Williams is president and owner of J&L Contracting and Williams Construction Co., and he turns to Northeast Diesel for fuel injector and pump repairs on the construction, excavation and trucking equipment in his 300-machine fleet. For a dozen years, Northeast Diesel serviced all of the companies’ trucks before Williams built an in-house mechanic shop around 2012. Williams continues to turn to Northeast Diesel for service and parts, bringing anywhere from $1,000 to $20,000 in annual business.

Williams says Glover and his team do high-quality work, and their integrity is what has cemented his loyalty over the years.

“They never steer me down the wrong path,” Williams says.

That sentiment forms the core of Glover’s leadership. A sign hanging on the front counter displays his family’s motto: “We believe business goes where it’s invited and stays where it’s well treated.”

The shop’s customers primarily are within a 150-mile radius, including O’Reilly Automotive Inc. (Nasdaq: ORLY), an engine rebuilder in Kansas City, and local agricultural equipment, tractor and auto dealers. Through social media, chatter on repair forums and appearances at car shows, word-of-mouth business also has picked up nationwide for individual hobbyists in the mud-truck, mega-truck and rat-rod worlds. One client that specializes in importing diesel-engine Toyota Land Cruisers sends a couple fuel pumps to Glover each month, even after relocating to Utah from Nixa.

Glover says the agriculture industry keeps them busy during the spring and summer months, but the shop’s diversification into other machinery has kept business up year-round. The business exceeded $1 million in revenue last year.

“We do industrial equipment, construction equipment, farm equipment, cars and pickups, semitrucks, lawnmowers, golf carts, generators – anything under the sun,” Glover says.

Shifting gears
Diesel engines are constantly evolving to keep up with new technologies and federal emissions standards set by the Environmental Protection Agency.

Perrigo points out that the engines are shifting to electronic and computerized models instead of the mechanical fuel-injection models of the past.

To keep up, Glover and his team undergo regular training and update equipment to stay compliant with fuel manufacturer standards, though the complexity poses another hurdle in recruiting younger talent to the field.

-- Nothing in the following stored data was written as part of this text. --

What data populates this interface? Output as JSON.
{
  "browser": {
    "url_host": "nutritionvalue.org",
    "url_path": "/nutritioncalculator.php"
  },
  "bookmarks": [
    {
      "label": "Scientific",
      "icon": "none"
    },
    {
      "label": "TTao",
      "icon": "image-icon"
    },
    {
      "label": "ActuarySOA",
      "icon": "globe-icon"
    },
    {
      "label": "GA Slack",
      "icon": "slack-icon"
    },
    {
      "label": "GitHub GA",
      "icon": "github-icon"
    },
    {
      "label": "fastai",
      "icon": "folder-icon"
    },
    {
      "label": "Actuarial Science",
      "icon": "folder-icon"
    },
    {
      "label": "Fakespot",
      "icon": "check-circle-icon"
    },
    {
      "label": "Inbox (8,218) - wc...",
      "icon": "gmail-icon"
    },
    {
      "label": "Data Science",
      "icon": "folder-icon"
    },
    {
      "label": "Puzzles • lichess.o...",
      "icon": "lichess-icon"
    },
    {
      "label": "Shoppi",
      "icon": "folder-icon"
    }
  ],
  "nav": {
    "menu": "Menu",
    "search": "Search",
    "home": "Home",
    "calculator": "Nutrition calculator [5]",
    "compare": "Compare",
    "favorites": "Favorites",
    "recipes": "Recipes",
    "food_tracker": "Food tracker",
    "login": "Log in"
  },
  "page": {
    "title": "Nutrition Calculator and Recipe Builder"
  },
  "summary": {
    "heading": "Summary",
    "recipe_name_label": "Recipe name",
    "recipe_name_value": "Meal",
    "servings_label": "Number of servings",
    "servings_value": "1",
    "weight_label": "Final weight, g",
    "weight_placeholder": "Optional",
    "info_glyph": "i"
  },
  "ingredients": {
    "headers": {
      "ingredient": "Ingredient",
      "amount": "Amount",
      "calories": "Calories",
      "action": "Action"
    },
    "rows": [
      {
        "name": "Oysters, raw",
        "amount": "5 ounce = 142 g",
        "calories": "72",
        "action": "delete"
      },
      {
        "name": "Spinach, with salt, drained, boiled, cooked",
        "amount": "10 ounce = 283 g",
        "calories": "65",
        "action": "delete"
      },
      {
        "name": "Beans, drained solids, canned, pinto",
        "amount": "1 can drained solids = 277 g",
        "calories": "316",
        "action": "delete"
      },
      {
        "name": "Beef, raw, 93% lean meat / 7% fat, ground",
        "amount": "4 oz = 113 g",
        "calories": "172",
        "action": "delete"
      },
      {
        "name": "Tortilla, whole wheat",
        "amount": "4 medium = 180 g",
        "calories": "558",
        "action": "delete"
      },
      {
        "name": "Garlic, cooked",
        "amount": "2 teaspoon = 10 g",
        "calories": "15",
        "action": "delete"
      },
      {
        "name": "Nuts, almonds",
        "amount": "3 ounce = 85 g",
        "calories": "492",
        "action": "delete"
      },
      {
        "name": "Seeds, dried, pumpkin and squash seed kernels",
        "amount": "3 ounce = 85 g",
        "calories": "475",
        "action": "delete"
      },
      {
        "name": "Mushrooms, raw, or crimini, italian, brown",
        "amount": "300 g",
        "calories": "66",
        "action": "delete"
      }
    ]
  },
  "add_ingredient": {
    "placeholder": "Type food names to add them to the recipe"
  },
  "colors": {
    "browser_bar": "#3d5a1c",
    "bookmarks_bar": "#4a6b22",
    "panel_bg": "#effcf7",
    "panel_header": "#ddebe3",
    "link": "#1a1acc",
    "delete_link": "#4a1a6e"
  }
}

In 2019, the Bureau of Labor Statistics reported 281,300 jobs in the diesel service technology industry, and it projects 67,000 additional technicians will be needed to replace retired workers by 2022.

Northeast Diesel Service has worked with Ozarks Technical Community College’s diesel technology program for the past decade to offer student apprentice and training opportunities at the shop.

Glover acknowledges Northeast Diesel Service is experiencing growing pains. His 3-acre shop has five service bays, but after adding services, updating equipment and expanding the team over the past two decades, Glover is running out of space.

He plans to expand the business onto an adjoining 1.7-acre lot later this year.

“We are a proud north-side business, and we are going to stay right here,” Glover says.